When we are designing data pipelines, it is important to start by asking the following questions:

1. Requirements and Goals

  • What is the primary goal of this pipeline?
  • What types of data are we processing (structured, semi-structured, unstructured)?
    • Structured data: Data that is organized in a fixed schema
    • Semi-structured: Data that doesn’t follow a rigid schema but still has some organizational markers
    • Unstructured: Data that has no predefined structure, and cannot easily fit into rows and columns.
  • How often does the data need to be available for consumers? (real-time, near-real-time, daily batch)
  • Are there any SLAs for latency or throughput?
    • Latency: The time it takes for a single piece of data to travel through the system from input to output.
    • Throughput: The amount of data a system can process in a given time period.
  • How large is the expected data volume now, and how fast do we expect it to grow?

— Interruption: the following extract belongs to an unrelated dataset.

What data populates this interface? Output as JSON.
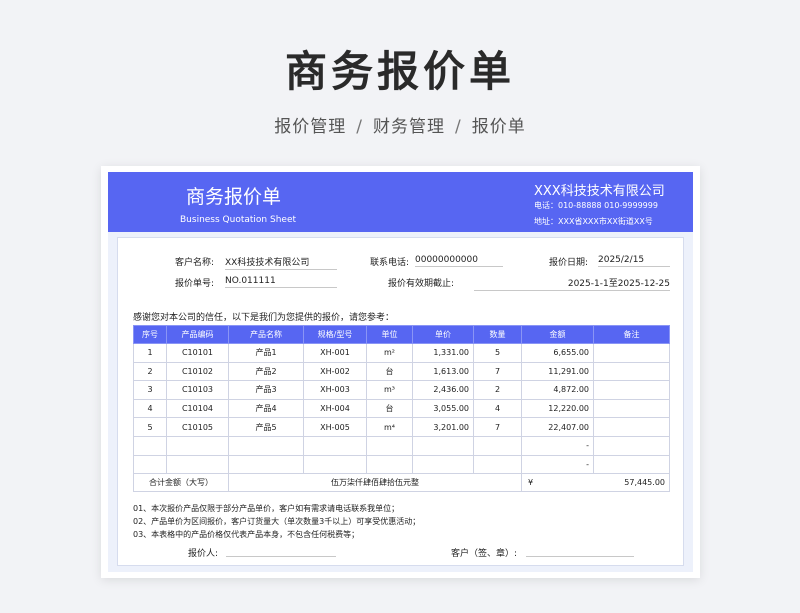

2. Sources and Destinations

  • What are the data sources? (databases, APIs, logs, IoT devices, external systems)
  • Are there multiple sources with different reliability characteristics?
  • Where should the processed data be stored or consumed from? (data warehouse, lake, dashboards, ML models)

3. Data Processing Expectations

  • Do we need complex transformations, aggregations, or enrichment?
  • Should the pipeline handle streaming, batch, or a mix of both?
  • Are there specific data quality requirements? (e.g., deduplication, schema validation)

4. Reliability and Fault Tolerance

  • What level of reliability is expected? (exactly-once, at-least-once, at-most-once)
    • At-most-once:
      • Each message is delivered zero or one time.
      • Messages might be lost, but never duplicated.
    • At-Least-Once:
      • Each message is delivered one or more times
      • Messages are never lost, but duplicates can occur.
    • Exactly-Once
      • Each message is delivered exactly once.
      • No duplicates, no losses.
      • Achieved with careful transactional processing or idempotent operations.
  • Are there any retention requirements?

5. Operational Considerations

  • Are there cost or resource constraints?
  • What kind of monitoring or alerting is expected?
  • Do we need to support schema evolution or backward compatibility?
    • Schema Evolution:
      • The ability of a system to adapt to changes in the data schema over time without breaking existing pipelines or applications.
    • Backward Compatibility:
      • A schema change is backward compatible if old consumers can still read new data without errors.

6. Security and Governance

  • Are there access controls or privacy regulations we need to consider?
  • Is data lineage or auditing required?

These questions will help us clearly understand the requirements, enabling us to design a pipeline that is robust, scalable, maintainable, and reliable.